To me, computer recording is rather like those cool paintings – analogies of the analog! But even I don’t spin tape anymore. Miss it plenty, though – and I still haven’t heard a software saturation simulator that satisfies like a good tape-head working in it’s sweet-spot – overloaded for compression and a tiny bit of harmonic distortion, without undue ‘ pinching of the sound-stage’. (Second funniest audio phrase that actually means anything)


Tinker’s Axe

I feel lucky to have grown up with transistors you could see and solder, comprehensible repairable electronics and analog technologies, and even though I am now quite obsolete as a technician, the insights that the discipline gave me continue to serve me well. Even for art problems!

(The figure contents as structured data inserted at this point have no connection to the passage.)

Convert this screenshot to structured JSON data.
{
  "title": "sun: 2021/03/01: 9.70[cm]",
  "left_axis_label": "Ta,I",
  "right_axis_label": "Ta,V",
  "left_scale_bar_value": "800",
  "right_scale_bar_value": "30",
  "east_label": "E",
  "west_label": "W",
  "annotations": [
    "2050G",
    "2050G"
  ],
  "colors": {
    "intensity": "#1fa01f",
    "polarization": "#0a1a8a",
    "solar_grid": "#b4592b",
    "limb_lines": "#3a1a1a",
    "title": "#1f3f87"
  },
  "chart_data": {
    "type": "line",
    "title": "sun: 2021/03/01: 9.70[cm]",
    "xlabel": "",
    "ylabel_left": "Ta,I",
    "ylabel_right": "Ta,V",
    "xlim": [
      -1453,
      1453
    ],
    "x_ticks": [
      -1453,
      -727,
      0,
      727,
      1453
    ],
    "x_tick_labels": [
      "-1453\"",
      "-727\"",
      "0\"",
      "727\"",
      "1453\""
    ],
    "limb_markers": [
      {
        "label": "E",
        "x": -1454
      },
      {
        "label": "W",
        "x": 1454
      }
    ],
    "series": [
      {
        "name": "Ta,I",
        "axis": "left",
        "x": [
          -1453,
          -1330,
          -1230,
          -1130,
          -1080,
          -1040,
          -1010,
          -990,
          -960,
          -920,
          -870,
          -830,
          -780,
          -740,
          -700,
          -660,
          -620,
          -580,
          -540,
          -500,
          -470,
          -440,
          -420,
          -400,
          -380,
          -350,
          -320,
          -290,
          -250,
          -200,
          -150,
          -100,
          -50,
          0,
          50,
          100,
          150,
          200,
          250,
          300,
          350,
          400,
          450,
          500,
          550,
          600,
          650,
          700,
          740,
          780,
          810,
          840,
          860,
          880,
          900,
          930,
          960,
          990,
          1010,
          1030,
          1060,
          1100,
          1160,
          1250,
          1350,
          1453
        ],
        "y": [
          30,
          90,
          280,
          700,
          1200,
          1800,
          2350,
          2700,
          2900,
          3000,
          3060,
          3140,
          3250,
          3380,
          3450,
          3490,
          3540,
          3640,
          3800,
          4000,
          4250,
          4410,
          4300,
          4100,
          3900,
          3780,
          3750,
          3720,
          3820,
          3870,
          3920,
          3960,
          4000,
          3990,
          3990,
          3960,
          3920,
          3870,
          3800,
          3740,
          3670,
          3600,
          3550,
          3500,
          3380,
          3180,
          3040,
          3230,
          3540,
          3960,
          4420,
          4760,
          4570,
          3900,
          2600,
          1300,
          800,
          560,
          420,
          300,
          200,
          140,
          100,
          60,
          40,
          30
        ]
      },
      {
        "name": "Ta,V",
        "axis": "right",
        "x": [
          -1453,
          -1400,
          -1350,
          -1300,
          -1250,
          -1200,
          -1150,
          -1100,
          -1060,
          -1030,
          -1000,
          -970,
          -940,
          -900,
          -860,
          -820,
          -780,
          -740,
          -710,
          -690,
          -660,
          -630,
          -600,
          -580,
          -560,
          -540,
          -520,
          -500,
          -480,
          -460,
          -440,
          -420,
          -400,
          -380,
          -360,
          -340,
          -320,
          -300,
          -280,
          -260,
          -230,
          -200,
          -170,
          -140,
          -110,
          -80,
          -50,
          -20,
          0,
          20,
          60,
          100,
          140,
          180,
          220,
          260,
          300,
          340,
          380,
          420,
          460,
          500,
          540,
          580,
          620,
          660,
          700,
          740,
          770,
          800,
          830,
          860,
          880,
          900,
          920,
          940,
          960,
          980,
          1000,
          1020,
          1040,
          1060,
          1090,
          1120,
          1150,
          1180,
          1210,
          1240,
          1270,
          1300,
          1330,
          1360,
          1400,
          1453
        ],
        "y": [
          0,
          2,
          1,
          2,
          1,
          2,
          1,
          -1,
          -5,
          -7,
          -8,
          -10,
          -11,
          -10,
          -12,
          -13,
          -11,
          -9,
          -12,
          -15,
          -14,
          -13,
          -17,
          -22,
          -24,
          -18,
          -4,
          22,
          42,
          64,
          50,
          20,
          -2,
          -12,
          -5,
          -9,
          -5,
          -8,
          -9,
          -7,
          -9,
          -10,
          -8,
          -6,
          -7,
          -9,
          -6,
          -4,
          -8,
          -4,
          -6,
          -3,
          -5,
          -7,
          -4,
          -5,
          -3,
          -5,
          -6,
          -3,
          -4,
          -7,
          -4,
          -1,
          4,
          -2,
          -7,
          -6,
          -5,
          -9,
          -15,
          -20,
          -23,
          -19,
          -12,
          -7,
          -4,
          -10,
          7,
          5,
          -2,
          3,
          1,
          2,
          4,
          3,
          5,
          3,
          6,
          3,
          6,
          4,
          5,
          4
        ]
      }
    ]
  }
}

Can it be repaired? Is it best seen as a failed prototype (always a helpful study, even when all the answers it yields are negative), and begun anew with a fresh sheet of (graph) paper, a clear bench and a calm bench-head state of mind? We have to stay light about these judgements – and REAL! There is no sense putting another hundred hours into a piece that we can already logically tell is definitely destined for the waste-heap!

Not to mention, as a nut for history, I always scale my experiences against others, which feel informative or familiar. (Give me isomorphisms, or give me data!)

Not only was this energetic artist working the practical material realities of my youth into abstracted and then reconnected imagery, he also had a rare and wonderful trophy under his display case, which he took out for me to admire.

I couldn’t help thinking about the array of skills required, to construct such a beast – fine woodworking, precision metal-work, understanding of springs and dampers, resonance, stress-bracing and even some Pythagoras – the essential theory of strings – calculations to get the scales and tuning right – all done with hand-made hand-tools, and calliper and compass math, to cut and measure.

Which makes me wonder how the elite Hurdy-Gurdyists of the time felt, watching the rise of guitars and accordions. Hey – but I really liked doing that!